I'm sure you haven't noticed but I haven't been blogging. I'm not really sure why and I'd like to be able to answer that question. Maybe it's because I have not been doing much with Michaela in the Tot School department. Maybe it's because I've been spending too much time reading other blogs. Maybe I've become a little lazy.
All of those reasons could be the case but I really think it's just a bad habit I have. I get really zealous about making some changes in our lives and then I get burnt out. I have begun to notice a pattern. Want a few examples?
Started "Flying" with the Fly lady (another post for another time. You can check out her website if you'd like.) Loved this but I ended up quitting.

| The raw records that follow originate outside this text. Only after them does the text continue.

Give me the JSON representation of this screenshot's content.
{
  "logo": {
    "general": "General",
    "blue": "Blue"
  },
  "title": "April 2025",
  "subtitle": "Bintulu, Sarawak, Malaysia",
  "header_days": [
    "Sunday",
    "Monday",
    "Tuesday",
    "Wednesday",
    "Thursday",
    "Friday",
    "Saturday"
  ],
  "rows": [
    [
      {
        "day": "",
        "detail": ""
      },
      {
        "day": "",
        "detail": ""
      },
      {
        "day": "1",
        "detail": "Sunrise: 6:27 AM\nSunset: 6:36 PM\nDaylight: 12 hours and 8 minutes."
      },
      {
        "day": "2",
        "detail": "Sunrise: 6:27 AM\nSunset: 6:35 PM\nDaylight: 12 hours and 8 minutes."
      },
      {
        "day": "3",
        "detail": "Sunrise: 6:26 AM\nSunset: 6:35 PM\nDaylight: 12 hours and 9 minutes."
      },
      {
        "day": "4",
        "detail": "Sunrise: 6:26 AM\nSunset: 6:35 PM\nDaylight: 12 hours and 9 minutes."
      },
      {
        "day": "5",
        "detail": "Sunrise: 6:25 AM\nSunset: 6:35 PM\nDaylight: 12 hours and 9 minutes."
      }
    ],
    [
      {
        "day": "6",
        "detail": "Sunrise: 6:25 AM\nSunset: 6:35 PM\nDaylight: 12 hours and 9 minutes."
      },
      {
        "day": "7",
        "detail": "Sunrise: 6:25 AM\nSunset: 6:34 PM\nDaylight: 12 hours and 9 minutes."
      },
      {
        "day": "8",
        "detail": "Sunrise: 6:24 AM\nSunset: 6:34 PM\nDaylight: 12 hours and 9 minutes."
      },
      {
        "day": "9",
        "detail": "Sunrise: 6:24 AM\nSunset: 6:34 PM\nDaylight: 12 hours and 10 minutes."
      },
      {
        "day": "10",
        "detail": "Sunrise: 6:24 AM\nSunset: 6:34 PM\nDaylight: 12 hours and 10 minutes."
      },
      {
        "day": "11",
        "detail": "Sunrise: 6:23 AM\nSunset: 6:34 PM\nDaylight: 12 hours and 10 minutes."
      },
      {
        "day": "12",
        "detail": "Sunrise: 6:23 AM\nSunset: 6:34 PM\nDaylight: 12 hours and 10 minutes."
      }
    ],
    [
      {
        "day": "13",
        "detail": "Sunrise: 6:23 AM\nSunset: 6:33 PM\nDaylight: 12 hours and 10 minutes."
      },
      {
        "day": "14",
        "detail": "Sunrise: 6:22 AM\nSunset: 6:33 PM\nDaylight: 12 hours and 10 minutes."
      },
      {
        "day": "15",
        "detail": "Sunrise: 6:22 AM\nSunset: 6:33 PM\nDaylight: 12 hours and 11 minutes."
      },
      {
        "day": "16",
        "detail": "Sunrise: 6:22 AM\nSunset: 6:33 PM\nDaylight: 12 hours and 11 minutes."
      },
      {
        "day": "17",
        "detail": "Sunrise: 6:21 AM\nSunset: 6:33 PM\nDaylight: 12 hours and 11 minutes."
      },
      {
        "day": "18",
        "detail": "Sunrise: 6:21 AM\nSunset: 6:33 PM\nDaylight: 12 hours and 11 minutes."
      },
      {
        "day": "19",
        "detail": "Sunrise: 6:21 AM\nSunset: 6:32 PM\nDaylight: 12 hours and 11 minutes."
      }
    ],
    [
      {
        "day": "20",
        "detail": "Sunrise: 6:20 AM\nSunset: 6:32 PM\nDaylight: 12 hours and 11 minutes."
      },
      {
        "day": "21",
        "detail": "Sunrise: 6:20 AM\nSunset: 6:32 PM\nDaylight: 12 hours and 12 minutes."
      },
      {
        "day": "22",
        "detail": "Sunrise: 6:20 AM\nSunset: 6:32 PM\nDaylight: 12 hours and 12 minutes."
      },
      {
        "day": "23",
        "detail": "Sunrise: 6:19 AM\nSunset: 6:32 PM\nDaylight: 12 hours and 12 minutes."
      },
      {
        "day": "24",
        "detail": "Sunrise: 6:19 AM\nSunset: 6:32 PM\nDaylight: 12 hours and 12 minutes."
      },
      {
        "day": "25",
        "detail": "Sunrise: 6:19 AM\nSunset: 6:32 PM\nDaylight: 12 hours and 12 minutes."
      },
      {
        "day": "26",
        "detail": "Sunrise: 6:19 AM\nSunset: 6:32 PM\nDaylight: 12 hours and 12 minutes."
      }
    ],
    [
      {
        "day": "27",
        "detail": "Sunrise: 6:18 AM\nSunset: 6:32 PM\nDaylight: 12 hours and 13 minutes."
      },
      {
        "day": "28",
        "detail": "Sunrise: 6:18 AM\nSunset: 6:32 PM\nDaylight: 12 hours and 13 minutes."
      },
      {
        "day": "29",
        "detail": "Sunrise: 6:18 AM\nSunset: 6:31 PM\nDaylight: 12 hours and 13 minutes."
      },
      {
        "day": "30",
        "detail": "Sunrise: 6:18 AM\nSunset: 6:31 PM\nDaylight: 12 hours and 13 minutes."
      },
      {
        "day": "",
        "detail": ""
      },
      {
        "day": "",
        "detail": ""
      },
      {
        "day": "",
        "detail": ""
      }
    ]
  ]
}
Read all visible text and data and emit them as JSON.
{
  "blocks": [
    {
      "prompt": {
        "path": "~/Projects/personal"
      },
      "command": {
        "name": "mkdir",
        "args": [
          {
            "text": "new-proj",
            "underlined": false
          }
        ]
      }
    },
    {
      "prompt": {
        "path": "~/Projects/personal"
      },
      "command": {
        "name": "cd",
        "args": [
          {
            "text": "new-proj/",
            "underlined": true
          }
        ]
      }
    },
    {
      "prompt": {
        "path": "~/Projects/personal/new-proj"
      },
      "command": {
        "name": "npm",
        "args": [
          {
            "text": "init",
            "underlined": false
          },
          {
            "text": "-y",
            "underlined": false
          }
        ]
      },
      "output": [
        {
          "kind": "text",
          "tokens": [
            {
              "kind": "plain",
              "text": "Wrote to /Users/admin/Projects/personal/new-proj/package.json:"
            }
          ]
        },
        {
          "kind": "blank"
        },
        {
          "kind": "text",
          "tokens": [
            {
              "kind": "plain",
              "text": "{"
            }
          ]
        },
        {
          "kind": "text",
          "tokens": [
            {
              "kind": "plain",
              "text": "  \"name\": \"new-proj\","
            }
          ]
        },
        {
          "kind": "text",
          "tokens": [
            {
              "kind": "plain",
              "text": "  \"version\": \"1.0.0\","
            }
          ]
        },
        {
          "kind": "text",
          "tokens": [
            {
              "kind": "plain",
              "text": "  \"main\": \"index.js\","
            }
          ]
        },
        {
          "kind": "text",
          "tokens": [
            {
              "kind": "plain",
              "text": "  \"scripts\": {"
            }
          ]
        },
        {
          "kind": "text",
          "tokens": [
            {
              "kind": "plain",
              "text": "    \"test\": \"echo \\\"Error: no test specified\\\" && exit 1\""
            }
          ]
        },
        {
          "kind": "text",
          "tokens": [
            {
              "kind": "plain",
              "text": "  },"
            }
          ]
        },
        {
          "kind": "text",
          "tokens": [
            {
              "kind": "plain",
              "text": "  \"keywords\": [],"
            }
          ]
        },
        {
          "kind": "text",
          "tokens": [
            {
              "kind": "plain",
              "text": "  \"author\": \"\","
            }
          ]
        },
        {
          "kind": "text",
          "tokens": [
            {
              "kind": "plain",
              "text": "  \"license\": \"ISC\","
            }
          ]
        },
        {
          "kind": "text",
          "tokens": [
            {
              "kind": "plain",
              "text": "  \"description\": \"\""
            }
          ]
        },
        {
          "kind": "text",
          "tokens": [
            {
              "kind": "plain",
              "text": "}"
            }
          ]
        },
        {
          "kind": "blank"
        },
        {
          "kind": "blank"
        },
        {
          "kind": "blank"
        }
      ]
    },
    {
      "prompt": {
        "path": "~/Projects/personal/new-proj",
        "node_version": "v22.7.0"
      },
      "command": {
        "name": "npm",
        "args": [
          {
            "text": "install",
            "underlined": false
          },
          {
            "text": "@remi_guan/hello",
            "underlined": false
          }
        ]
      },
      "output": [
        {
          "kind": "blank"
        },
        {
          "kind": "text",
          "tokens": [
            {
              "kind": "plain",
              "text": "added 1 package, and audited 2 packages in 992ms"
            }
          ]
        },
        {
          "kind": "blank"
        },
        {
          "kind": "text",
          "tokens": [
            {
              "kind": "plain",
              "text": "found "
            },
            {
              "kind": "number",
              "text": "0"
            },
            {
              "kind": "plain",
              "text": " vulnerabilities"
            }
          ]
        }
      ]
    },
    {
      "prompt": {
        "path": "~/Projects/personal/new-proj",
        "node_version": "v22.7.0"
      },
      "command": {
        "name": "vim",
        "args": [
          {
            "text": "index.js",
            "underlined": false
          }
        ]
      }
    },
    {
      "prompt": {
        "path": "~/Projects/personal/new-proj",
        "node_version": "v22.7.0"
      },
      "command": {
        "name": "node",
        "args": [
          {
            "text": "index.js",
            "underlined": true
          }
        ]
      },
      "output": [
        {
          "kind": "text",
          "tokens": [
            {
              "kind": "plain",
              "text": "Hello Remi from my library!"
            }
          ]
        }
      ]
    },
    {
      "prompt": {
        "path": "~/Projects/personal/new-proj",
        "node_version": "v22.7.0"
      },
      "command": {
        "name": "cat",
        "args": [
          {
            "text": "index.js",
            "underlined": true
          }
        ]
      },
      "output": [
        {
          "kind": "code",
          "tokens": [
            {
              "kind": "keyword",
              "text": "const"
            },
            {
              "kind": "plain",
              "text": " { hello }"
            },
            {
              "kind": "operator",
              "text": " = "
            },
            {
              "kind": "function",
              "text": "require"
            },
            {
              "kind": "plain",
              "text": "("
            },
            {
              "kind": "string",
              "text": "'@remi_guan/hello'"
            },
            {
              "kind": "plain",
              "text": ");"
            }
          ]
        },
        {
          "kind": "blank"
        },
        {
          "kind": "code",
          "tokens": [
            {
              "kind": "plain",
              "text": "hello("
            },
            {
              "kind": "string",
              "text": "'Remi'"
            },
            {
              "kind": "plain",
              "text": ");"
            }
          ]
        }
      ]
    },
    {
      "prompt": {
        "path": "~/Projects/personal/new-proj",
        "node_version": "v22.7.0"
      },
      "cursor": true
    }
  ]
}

Blogging. I have a tendency to go through ebbs and flows with this hobby. I do it for a while then quit but I really like doing it so why do I quit?
Tot School. I got really into planning out activities and even devoted a whole room for her school. No sooner did I start making this a part of our schedule did I find myself backing off day by day.
Sewing. I made a few cute things, got really excited and then put the cover on my machine.
My latest fad is natural cooking. I decided I didn't want to continue to eat boxed, processed meals so I have been scouring the internet and blogs to find natural, frugal recipes. I have also decided to make all of Corbin's baby food instead of buying jar foods. I wonder how long this one will last for me?
I really struggle with committing to the changes I want to make in my life and my family's life. All of these habits/hobbies are good for my family but I can't seem to make them stick. I notice when I start to implement the changes I become prideful. I really honestly don't want to have this attitude but it seems to happen time and time again.
It would be very easy to blame this one on Satan but I really think this is something that I need to take responsibility for so Christ can help me overcome it. Every time I see the pride I just tend to stop doing what is making me feel proud and not deal with the root of the problem. This only ends up hurting my family since the habits and hobbies are edifying and my intentions are genuinely God-honoring. Somewhere along the way I let my sinful nature get the best of me.
I'm not telling anyone this so that I can get a pat on the back for spilling my guts. If I want to continue to blog and share my experiences with other Moms I need accountability. My husband and I have learned that keeping our sins in the dark can only make them worse. I would rather confess my sins to God and others so that I can move forward and strive to be the woman that God intends for me to be.
Does anyone else struggle with this? If so, what have you done to help correct this sin?